MAKKAH - Tanah suci tidak hanya menyajikan jejak-jejak sejarah perjuangan para nabi, rasul dan para sahabat dalam mensyiarkan agama Islam. Di Makkah, terutama, ada pula tempat-tempat yang pernah didatangi para ulama nusantara, untuk menimba ilmu dan berkarya.
Dari sekian tempat itu yang masih eksis hingga sekarang adalah Madrasah Shaulatiyah. Tempat pendiri Nahdatul Ulama (NU) KH Hasyim Asy’ari menimba ilmu ratusan tahun silam dari gurunya, Syeh Rahmatullah bin Khalil Al Hindi.
“Madrasah ini berdiri sejak 1.147 tahun lalu,” ujar pengelola Madrasah Shaulatiyah, Syeh Majid Said Masud Rahmatullah Al-Utsmani saat memberikan sambutan dalam pertemuan Jam’iyah Nahdatul Ulama Sedunia di Makkah, Kamis (8/9/2016).
KH Hasyim Asy’ari tercatat pernah belajar di Makkah selama enam sampai tujuh tahun lamanya. Di tanah suci, kyai kelahiran Jombang 10 April 1875 itu menuntut ilmu ke sejumlah ulama besar. Di antaranya Syeh Mahfudz bin Abdullah At-Termasy dan Syeh Nawawi Al-Bantany. Hadratus Syeh juga tercatat pernah belajar secara intensif dengan Sayyid Alawi bin Ahmad Assegaf dan Sayyid Husain bin Muhammad Al Habsy, mufti Madzhab Syafiiyah di Masjidil Haram dan kediaman keduanya.

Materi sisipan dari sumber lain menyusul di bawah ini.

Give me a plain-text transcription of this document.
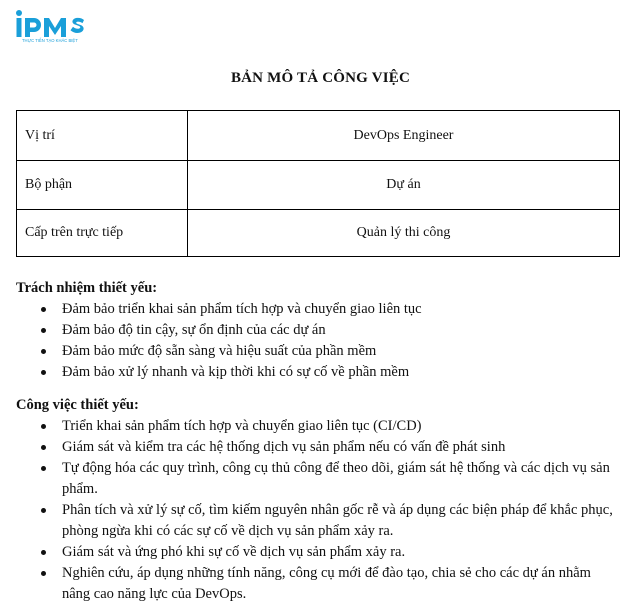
THỰC TIỄN TẠO KHÁC BIỆT
BẢN MÔ TẢ CÔNG VIỆC
Vị trí	DevOps Engineer
Bộ phận	Dự án
Cấp trên trực tiếp	Quản lý thi công
Trách nhiệm thiết yếu:
Đảm bảo triển khai sản phẩm tích hợp và chuyển giao liên tục
Đảm bảo độ tin cậy, sự ổn định của các dự án
Đảm bảo mức độ sẵn sàng và hiệu suất của phần mềm
Đảm bảo xử lý nhanh và kịp thời khi có sự cố về phần mềm
Công việc thiết yếu:
Triển khai sản phẩm tích hợp và chuyển giao liên tục (CI/CD)
Giám sát và kiểm tra các hệ thống dịch vụ sản phẩm nếu có vấn đề phát sinh
Tự động hóa các quy trình, công cụ thủ công để theo dõi, giám sát hệ thống và các dịch vụ sản phẩm.
Phân tích và xử lý sự cố, tìm kiếm nguyên nhân gốc rễ và áp dụng các biện pháp để khắc phục, phòng ngừa khi có các sự cố về dịch vụ sản phẩm xảy ra.
Giám sát và ứng phó khi sự cố về dịch vụ sản phẩm xảy ra.
Nghiên cứu, áp dụng những tính năng, công cụ mới để đào tạo, chia sẻ cho các dự án nhằm nâng cao năng lực của DevOps.
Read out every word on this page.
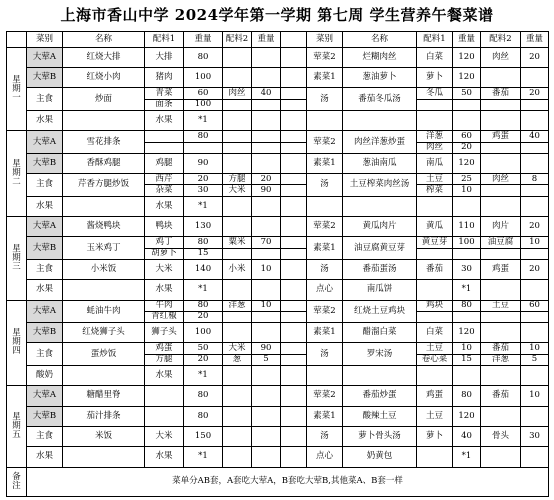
上海市香山中学 2024学年第一学期 第七周 学生营养午餐菜谱
	菜别	名称	配料1	重量	配料2	重量		菜别	名称	配料1	重量	配料2	重量

星
期
一	大荤A	红烧大排	大排	80				荤菜2	烂糊肉丝	白菜	120	肉丝	20
	大荤B	红烧小肉	猪肉	100				素菜1	葱油萝卜	萝卜	120		
	主食	炒面	青菜	60	肉丝	40		汤	番茄冬瓜汤	冬瓜	50	番茄	20
			面条	100									
	水果		水果	*1									

星
期
二	大荤A	雪花排条		80				荤菜2	肉丝洋葱炒蛋	洋葱	60	鸡蛋	40
										肉丝	20		
	大荤B	香酥鸡腿	鸡腿	90				素菜1	葱油南瓜	南瓜	120		
	主食	芹香方腿炒饭	西芹	20	方腿	20		汤	土豆榨菜肉丝汤	土豆	25	肉丝	8
			杂菜	30	大米	90				榨菜	10		
	水果		水果	*1									

星
期
三	大荤A	酱烧鸭块	鸭块	130				荤菜2	黄瓜肉片	黄瓜	110	肉片	20
	大荤B	玉米鸡丁	鸡丁	80	粟米	70		素菜1	油豆腐黄豆芽	黄豆芽	100	油豆腐	10
			胡萝卜	15									
	主食	小米饭	大米	140	小米	10		汤	番茄蛋汤	番茄	30	鸡蛋	20
	水果		水果	*1				点心	南瓜饼		*1		

星
期
四	大荤A	蚝油牛肉	牛肉	80	洋葱	10		荤菜2	红烧土豆鸡块	鸡块	80	土豆	60
			青红椒	20									
	大荤B	红烧狮子头	狮子头	100				素菜1	醋溜白菜	白菜	120		
	主食	蛋炒饭	鸡蛋	50	大米	90		汤	罗宋汤	土豆	10	番茄	10
			方腿	20	葱	5				卷心菜	15	洋葱	5
	酸奶		水果	*1									

星
期
五	大荤A	糖醋里脊		80				荤菜2	番茄炒蛋	鸡蛋	80	番茄	10
	大荤B	茄汁排条		80				素菜1	酸辣土豆	土豆	120		
	主食	米饭	大米	150				汤	萝卜骨头汤	萝卜	40	骨头	30
	水果		水果	*1				点心	奶黄包		*1		

备
注	菜单分AB套，A套吃大荤A，B套吃大荤B,其他菜A、B套一样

Kakek Gus Dur tersebut tercatat juga memiliki banyak guru lain, baik dari Makkah maupun dari luar Makkah, semisal Habib Ahmad bin Hasan Al Athas dan Syeh Rahmatullah bin Khalil Al Hindi, pendiri madrasah Shaulatiyah. Kiai Hasyim sendiri merupakan alumni Madrasah Shaulatiyah. Namanya tercantum dalam buku absen tahun 1304 H. Majalah Tarikhiyah Ilmiyah Alumni Madrasah Saulatiyah tahun 1432 edisi 3/tahun ke 3 mencatat, pada 1304 H atau 1893 KH Hasyim Asy’ari pergi ke Makkah untuk menuntut ilmu dan tinggal selama 6 tahun.

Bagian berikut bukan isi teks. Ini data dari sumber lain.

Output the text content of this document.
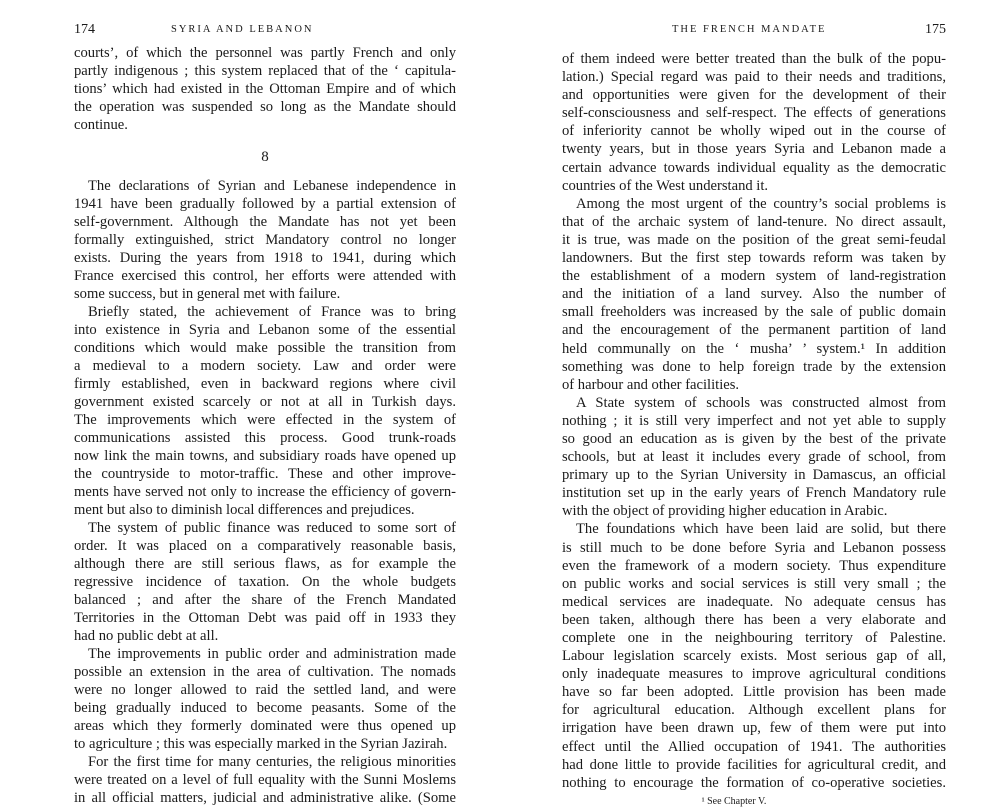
174	SYRIA AND LEBANON
courts’, of which the personnel was partly French and only
partly indigenous ; this system replaced that of the ‘ capitula-
tions’ which had existed in the Ottoman Empire and of which
the operation was suspended so long as the Mandate should
continue.
8
The declarations of Syrian and Lebanese independence in
1941 have been gradually followed by a partial extension of
self-government. Although the Mandate has not yet been
formally extinguished, strict Mandatory control no longer
exists. During the years from 1918 to 1941, during which
France exercised this control, her efforts were attended with
some success, but in general met with failure.
Briefly stated, the achievement of France was to bring
into existence in Syria and Lebanon some of the essential
conditions which would make possible the transition from
a medieval to a modern society. Law and order were
firmly established, even in backward regions where civil
government existed scarcely or not at all in Turkish days.
The improvements which were effected in the system of
communications assisted this process. Good trunk-roads
now link the main towns, and subsidiary roads have opened up
the countryside to motor-traffic. These and other improve-
ments have served not only to increase the efficiency of govern-
ment but also to diminish local differences and prejudices.
The system of public finance was reduced to some sort of
order. It was placed on a comparatively reasonable basis,
although there are still serious flaws, as for example the
regressive incidence of taxation. On the whole budgets
balanced ; and after the share of the French Mandated
Territories in the Ottoman Debt was paid off in 1933 they
had no public debt at all.
The improvements in public order and administration made
possible an extension in the area of cultivation. The nomads
were no longer allowed to raid the settled land, and were
being gradually induced to become peasants. Some of the
areas which they formerly dominated were thus opened up
to agriculture ; this was especially marked in the Syrian Jazirah.
For the first time for many centuries, the religious minorities
were treated on a level of full equality with the Sunni Moslems
in all official matters, judicial and administrative alike. (Some
THE FRENCH MANDATE	175
of them indeed were better treated than the bulk of the popu-
lation.) Special regard was paid to their needs and traditions,
and opportunities were given for the development of their
self-consciousness and self-respect. The effects of generations
of inferiority cannot be wholly wiped out in the course of
twenty years, but in those years Syria and Lebanon made a
certain advance towards individual equality as the democratic
countries of the West understand it.
Among the most urgent of the country’s social problems is
that of the archaic system of land-tenure. No direct assault,
it is true, was made on the position of the great semi-feudal
landowners. But the first step towards reform was taken by
the establishment of a modern system of land-registration
and the initiation of a land survey. Also the number of
small freeholders was increased by the sale of public domain
and the encouragement of the permanent partition of land
held communally on the ‘ musha’ ’ system.¹ In addition
something was done to help foreign trade by the extension
of harbour and other facilities.
A State system of schools was constructed almost from
nothing ; it is still very imperfect and not yet able to supply
so good an education as is given by the best of the private
schools, but at least it includes every grade of school, from
primary up to the Syrian University in Damascus, an official
institution set up in the early years of French Mandatory rule
with the object of providing higher education in Arabic.
The foundations which have been laid are solid, but there
is still much to be done before Syria and Lebanon possess
even the framework of a modern society. Thus expenditure
on public works and social services is still very small ; the
medical services are inadequate. No adequate census has
been taken, although there has been a very elaborate and
complete one in the neighbouring territory of Palestine.
Labour legislation scarcely exists. Most serious gap of all,
only inadequate measures to improve agricultural conditions
have so far been adopted. Little provision has been made
for agricultural education. Although excellent plans for
irrigation have been drawn up, few of them were put into
effect until the Allied occupation of 1941. The authorities
had done little to provide facilities for agricultural credit, and
nothing to encourage the formation of co-operative societies.
¹ See Chapter V.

Syeh Majid dalam paparannya menjelaskan, pendiri Madrasah Shaulatiyah merupakan keturunan Khulafaur Rosyidin Utsman ibnu Affan. Madrasah ini berhasil dibangun tak lepas dari peran seorang perempuan bernama Shoulatun Nisa. Dialah yang menginfakkan hartanya untuk membeli tanah dan membangun gedung. Atas jasanya, Syeh Rahmatullah, memberi nama tempat belajar ini Madrasah Shaulatiyah. “Karena dinisbatkan ke perempuan tadi,” ujar Syeh Majid dalam Bahasa Arab yang diterjemahkan dalam Bahasa Indonesia.
Usai selama seribu tahun lebih mencetak para ulama dunia, lokasi Madrasah Shaulatiyah, yang semula berada sepelemparan batu dari Masjidil Haram harus tergusur. Musababnya, perluasan area Masjidil Haram.
“Sampai kemudian datang proyek perluasan Masjidil Haram dan (Madrasah Shaulatiyah) dipindah ke Kakiyah. Ini adalah gedung kedua yang didirikan pada 1320 H saat Perang Dunia pertama, batu pertama diletakkan dengan dihadiri para ulama dan masyaih Makkah, kemudian pembangunan distop karena masih ada perang dunia. Kemudian dilanjutkan pembangunannya dan baru selesai pada 1343 H,” terangnya.